Donos Philipa K. Dicka nie ograniczał się jednak do tych zarzutów. Pisarz poddał miażdżącej krytyce twórczość Lema, z satysfakcją stwierdzając, że komunistyczna "kampania ugruntowania pozycji Lema jako naczelnego powieściopisarza i krytyka" natrafiła na przeszkody, ponieważ "widać obecnie, że twórcze zdolności Lema są przeceniane". Co więcej, środowisko literackie w USA zraziło się do Lema z powodu jego "prostackich, obraźliwych i wręcz ignoranckich ataków na amerykańskie science fiction i jego twórców".
Tutaj chyba kryje się sedno oskarżenia. Dick, znając zapewne niepochlebne opinie Lema o zachodniej literaturze fantastycznonaukowej i obserwując rosnącą popularność Polaka w Ameryce, poczuł się urażony i postanowił przeprowadzić kontratak. Obrona nie miałaby problemu z odparciem zarzutu: Lem w 1972 roku, nie zmieniając zdania o innych autorach, częściowo odwołał swój sąd dotyczący dzieł Philipa K. Dicka. Ale to nie wszystko - w "Fantastyce i futurologii" krytycznej analizie poddaje on także swoje własne utwory, po latach świadom ich najsłabszych stron.

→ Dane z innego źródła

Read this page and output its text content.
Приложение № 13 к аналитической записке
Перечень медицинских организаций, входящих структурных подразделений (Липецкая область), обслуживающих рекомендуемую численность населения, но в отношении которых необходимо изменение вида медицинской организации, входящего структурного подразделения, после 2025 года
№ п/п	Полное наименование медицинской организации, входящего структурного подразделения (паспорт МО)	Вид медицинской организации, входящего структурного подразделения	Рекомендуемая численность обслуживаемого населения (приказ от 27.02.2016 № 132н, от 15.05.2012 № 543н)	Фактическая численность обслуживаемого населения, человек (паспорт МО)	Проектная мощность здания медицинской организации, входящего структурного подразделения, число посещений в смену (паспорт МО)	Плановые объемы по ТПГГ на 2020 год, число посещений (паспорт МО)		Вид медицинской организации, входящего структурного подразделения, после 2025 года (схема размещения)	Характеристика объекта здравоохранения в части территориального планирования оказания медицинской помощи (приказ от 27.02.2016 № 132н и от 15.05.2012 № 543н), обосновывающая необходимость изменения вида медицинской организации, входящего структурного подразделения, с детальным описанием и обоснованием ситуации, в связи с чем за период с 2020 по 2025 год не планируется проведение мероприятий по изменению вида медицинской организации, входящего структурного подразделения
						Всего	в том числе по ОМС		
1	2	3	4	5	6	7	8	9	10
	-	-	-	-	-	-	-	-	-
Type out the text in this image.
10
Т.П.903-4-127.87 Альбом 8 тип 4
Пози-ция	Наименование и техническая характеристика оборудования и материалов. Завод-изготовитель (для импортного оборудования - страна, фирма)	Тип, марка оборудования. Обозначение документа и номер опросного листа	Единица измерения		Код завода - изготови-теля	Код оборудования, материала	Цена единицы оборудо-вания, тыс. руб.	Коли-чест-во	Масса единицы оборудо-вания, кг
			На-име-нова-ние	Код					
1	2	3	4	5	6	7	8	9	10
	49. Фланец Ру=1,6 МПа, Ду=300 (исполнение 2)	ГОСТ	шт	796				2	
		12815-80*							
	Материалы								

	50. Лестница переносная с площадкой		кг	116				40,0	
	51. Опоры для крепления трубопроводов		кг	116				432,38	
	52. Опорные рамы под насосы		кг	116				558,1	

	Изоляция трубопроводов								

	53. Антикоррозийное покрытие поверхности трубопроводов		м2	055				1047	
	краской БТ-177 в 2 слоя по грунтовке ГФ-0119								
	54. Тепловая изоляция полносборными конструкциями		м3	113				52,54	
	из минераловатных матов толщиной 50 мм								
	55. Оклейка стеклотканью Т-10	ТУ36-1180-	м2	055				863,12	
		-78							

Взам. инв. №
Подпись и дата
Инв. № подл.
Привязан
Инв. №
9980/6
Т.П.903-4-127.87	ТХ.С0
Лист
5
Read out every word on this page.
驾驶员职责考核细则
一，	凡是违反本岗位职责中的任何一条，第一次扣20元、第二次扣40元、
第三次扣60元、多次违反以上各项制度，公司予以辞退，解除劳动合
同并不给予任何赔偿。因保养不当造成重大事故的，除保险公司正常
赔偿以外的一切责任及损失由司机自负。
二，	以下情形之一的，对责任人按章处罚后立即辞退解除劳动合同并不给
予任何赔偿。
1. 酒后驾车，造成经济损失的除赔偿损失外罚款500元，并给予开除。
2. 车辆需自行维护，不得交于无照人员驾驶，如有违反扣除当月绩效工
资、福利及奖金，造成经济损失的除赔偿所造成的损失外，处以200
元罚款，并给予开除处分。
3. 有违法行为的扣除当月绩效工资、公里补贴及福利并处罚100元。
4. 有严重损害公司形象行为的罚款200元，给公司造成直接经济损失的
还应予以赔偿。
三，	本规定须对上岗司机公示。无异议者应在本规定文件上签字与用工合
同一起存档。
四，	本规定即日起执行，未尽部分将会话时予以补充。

Lem był bowiem krytykiem bezkompromisowym. Literaturze science fiction stawiał bardzo wysokie wymagania, nad wszystko przedkładając filozoficzną treść dzieła. I był twórcą zawsze patrzącym w przyszłość – nie tylko w sensie futurologicznym. Wobec rozpiętości intelektualnych wyzwań, jakie podejmował, ważne dla niego były tylko te teksty, które dopiero miał przed sobą. W Polskim Radiu przyznawał, że ukończone i wydane książki są mu "bardzo obce, tak jak człowiekowi obce stają się jego bardzo dorosłe dzieci".
01:58 Lem o włanych książkach jako obcych 1990.mp3 Stanisław Lem: W różnych okresach życia pisałem o różnych rzeczach na różne sposoby; dziś te epoki są dla mnie zamknięte, nie mogę do nich wracać (PR, 20.08.1990)
– Wiadomo, że się te dzieci spłodziło, ale mają swoje życie i trudno traktować je jako własność. Właśnie takie silne usamodzielnienie się moich poszczególnych książek obserwuję – mówił pisarz w 1990 roku w audycji Anny Balickiej.